The state agency charged with regulating public utilities Thursday announced that Californians who sell extra power from their rooftop solar arrays to the state's utilities can keep doing so at current rates for 20 years.

On Thursday, the California Public Utilities Commission (CPUC) made its decision on the maximum length of existing contracts for rooftop solar owners who have so-called "Net Energy Metering" agreements with the state's utilities, under which those customers feed electricity from their rooftop solar arrays into the grid, running their electric meters back to zero.

The decision establishes a "transition period" after which new, longer-term rooftop solar policies yet to be enacted by the state will go into effect, starting in July 2017. The CPUC's decision to establish a 20-year transition period rather than a much shorter one urged by utilities is being hailed as a victory for rooftop solar.

The CPUC decision was mandated by Assembly Bill 327, a sweeping reform of rooftop solar regulations passed by the legislature last year. Solar advocates had warned that a shorter transition period would punish utility customers who'd made a commitment to installing solar on their properties, and had urged CPUC to set a long period so that property owners with solar panels would be able to realize savings on their utility bills.

Those solar advocates included Governor Jerry Brown, who urged in a note when he signed AB 327 into law that the CPUC establish a transition period roughly as long as the expected useful life of typical solar panel setups. That useful life is generally considered to be 20 to 30 years.

The state's utilities and some ratepayer-focused groups has asked for a much shorter transition period, ranging from four to twelve years. That would in theory have allowed solar panel owners to recoup their investments but not necessarily save in the long run, significantly reducing a major incentive for solar installations.

In its decision, the CPUC essentially mirrored solar advocates' arguments:

[W]e find that adopting a transition period that denies customer-generators the opportunity to realize their expected benefits would not be in the public interest, to the extent that it could undermine regulatory certainty and discourage future investment in renewable distributed generation.

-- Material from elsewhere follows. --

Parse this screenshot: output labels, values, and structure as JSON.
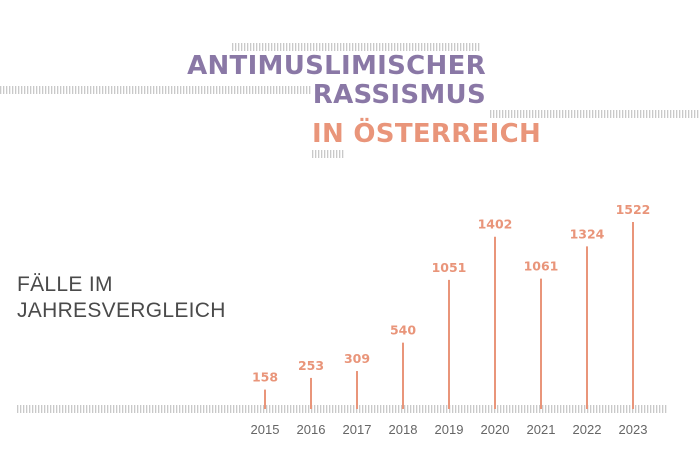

"By rejecting the utility proposals, the CPUC stood up for California consumers," said Brad Heavner, Policy Director of the California Solar Energy Industries Association. "With this decision, the Brown Administration is sending a clear message that California will always be a solar friendly place."

Thursday's ruling applies to all net metering agreements established before July 1, 2017, and the 20-year period runs from the date the solar panels in question were (or are) hooked up to the grid. Solar systems going into service after July 2017 will be subject to as-yet-unwritten CPUC rules on a "successor tariff," the CPUC's jargony phrase for a longer-term payment structure for future rooftop solar systems in the state. The successor tariff was also mandated by AB 327.